Perhaps the huge win over the Thunder will take some of the pressure off, but you have to wonder how Hibbert will react after having almost no influence on that outcome.
What if Sunday's win only makes things worse?
Reason to Hope?
Even if it seems crazy, the sample-size logic saying Indy is closer to being a contender than its recent play shows should also apply to Hibbert himself. We'll just have to get over his abject failure on the eye test.
We've seen Hibbert's immense impact before, and it's not like there are years of intervening underperformance or a significant injury separating us from that period. It only seems like ancient history because of how drastic the change has been, but Hibbert was an absolute beast just a few months ago.
He can be one again.
Not through scoring or as some kind of focal point on the block—that's never been his game. But as he gets a little more time to rest his overtaxed legs with off days in the playoffs, he can turn back into the singular defensive force he was earlier this season.

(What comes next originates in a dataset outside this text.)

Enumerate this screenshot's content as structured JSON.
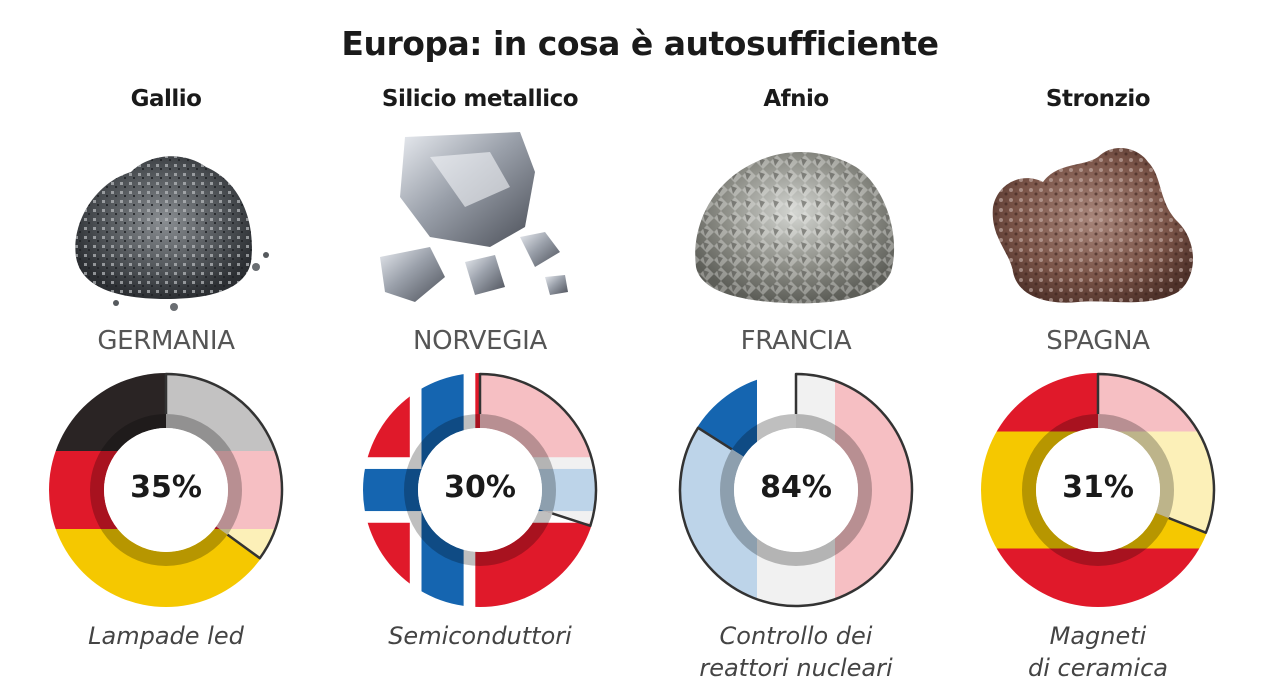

Remember, the Pacers are here, just a single win away from clinching the No. 1 seed in the East, despite Hibbert's atrocious play. And they're 35-6 at home, which makes that top seed all the more valuable.
It's possible Hibbert is a lost cause. After watching him on Sunday, it's hard to discount that chance.
But perhaps its equally possible—if not more likely—that he's actually capable of regaining his confidence, resting up and looking more like the DPOY candidate he was back in January. If Indiana can beat an excellent Thunder team without Hibbert offering any contributions, what might it do with the big man at full strength and in the right mental state?
In that sense, Hibbert might not be the guy holding the Pacers back. He might be the guy who propels them forward.